Dank mobiler Push-Nachrichten, Freigaben via SMS und weiteren Möglichkeiten kann bei Authentifizierungen mehr als nur Username und Passwort-Abfrage angeboten werden. Um ehrlich zu sein: Sein eigenes Handy lässt man nicht so schnell irgendwo liegen. Und wenn doch, fällt es einem sehr schnell auf.

Der zweite und viel wichtigere Vorteil ist, dass der Anwender mit mobilen Push-Nachrichten für eine OTP MFA keinen lästigen Code mehr eingeben muss. Stattdessen klickt der Nutzer auf ein großes grünes „Akzeptieren“ und – voila – ist eingeloggt. Dieses nutzerfreundliche Vorgehen vereinfacht die Implementierung höherer Sicherheitsstandards beim Zugriff auf Applikationen und Ressourcen.
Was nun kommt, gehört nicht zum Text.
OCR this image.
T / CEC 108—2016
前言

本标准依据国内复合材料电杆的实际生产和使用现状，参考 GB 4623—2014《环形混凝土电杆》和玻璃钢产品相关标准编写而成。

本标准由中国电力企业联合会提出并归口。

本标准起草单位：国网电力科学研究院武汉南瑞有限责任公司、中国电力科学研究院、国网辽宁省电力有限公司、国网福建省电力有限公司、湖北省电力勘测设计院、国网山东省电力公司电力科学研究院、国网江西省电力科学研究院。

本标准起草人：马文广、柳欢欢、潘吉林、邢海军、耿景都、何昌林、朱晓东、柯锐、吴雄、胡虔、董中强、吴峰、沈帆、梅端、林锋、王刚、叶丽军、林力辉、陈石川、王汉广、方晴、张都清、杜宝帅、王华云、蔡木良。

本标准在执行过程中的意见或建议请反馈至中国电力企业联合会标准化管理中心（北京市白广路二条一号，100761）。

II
  1. Warum benutzen es nicht alle? Ist der Preis für eine zuverlässigen IAM-Lösung, die mit verschiedenen Mitteln MFA unterstützt, wirklich teurer als gehackt zu werden? Die Kosten eines Hacks belaufen sich teilweise auf einige Millionen.
  2. Warum werden statische Passwörter nicht vollkommen abgeschafft und stets OTP genutzt?
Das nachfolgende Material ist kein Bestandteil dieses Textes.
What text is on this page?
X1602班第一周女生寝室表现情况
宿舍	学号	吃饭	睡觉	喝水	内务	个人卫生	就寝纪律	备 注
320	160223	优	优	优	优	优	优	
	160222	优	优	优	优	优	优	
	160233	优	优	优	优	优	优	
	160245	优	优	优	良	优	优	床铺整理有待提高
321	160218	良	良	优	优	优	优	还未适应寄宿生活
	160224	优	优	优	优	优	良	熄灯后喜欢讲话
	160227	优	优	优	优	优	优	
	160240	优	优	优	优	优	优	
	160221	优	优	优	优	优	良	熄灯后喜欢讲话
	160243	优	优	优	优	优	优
Beim zweiten Punkt werden jetzt Viele fragen: „Aber was ist, wenn ich mein Smartphone verliere?“ Wenn man sein Smartphone verliert, kann man sich nicht anmelden, da ein MFA-Tool fehlt. Jedoch kann es auch niemand anderes, da:

  1. Smartphones mit PIN geschützt sind bzw. sein sollten;
  2. Man schnell sein Smartphone sperren lassen kann, wenn man feststellt, dass es verloren gegangen ist;
  3. Und, wie hoch stehen die Chancen, dass die Person, die das Smartphone findet, auch den Usernamen weiß?
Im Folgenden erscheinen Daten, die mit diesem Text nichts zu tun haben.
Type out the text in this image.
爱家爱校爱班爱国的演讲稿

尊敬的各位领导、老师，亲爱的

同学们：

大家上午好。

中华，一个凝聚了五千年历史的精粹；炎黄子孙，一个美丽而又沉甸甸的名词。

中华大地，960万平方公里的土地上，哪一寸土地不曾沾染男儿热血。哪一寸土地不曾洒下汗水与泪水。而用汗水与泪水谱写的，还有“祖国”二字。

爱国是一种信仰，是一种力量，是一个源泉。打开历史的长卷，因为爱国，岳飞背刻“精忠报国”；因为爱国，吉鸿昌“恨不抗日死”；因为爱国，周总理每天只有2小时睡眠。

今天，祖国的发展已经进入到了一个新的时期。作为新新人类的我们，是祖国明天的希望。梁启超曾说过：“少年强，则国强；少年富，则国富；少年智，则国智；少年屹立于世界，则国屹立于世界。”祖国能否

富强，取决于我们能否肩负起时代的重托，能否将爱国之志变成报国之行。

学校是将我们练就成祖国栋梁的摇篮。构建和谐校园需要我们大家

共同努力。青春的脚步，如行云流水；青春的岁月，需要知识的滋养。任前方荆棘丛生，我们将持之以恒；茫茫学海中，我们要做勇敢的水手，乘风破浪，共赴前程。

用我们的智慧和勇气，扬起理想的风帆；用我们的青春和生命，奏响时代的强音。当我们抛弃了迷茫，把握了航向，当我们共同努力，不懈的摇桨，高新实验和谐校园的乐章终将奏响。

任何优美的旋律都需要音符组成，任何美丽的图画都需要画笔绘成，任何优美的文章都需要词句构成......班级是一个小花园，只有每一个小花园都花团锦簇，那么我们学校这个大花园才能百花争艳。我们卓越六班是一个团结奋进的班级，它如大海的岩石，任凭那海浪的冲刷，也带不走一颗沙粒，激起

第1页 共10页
Skeptiker werden fragen, ob es überhaupt sicher genug ist, mobile Endgeräte als MFA-Tokens einzusetzen. Sind sie sicherer als dedizierte Tokens? Nutzt man eine IAM-Lösung mit einem integrierten Mobile-Device-Management (MDM), das einem die Verwaltung von sowohl Firmenhandys als auch BYOD-Geräten ermöglicht, ist der Schutz der Identitäten und Ressourcen einfacher: verlorengegangene Geräte können geortet, gesperrt und formatiert werden. Zudem hat dies den Vorteil, dass die Implementierung einfach von statten geht und für die Anwender bequem ist. Meiner Meinung nach sind sie sogar etwas sicherer, da die Anwender durch die Nutzerfreundlichkeit die Sicherheitsrichtlinien eher umsetzen. AppleWatchMFA-215x300

Zusammenfassend: Jeder hat immer sein Smartphone bei sich. Wir nutzen es heutzutage teilweise als Geldbeutel oder Türöffner. Warum nicht also all die verschiedenen Tokens loswerden und das Smartphone als OTP-Token nutzen? Das wäre doch klasse. Solange wir an Username und Passwort festhalten, sollten wir alle Endanwender, privilegierten Nutzer, Applikationen, Server, Netzwerkgeräte, Datenbanken und Ressourcen mit MFA absichern.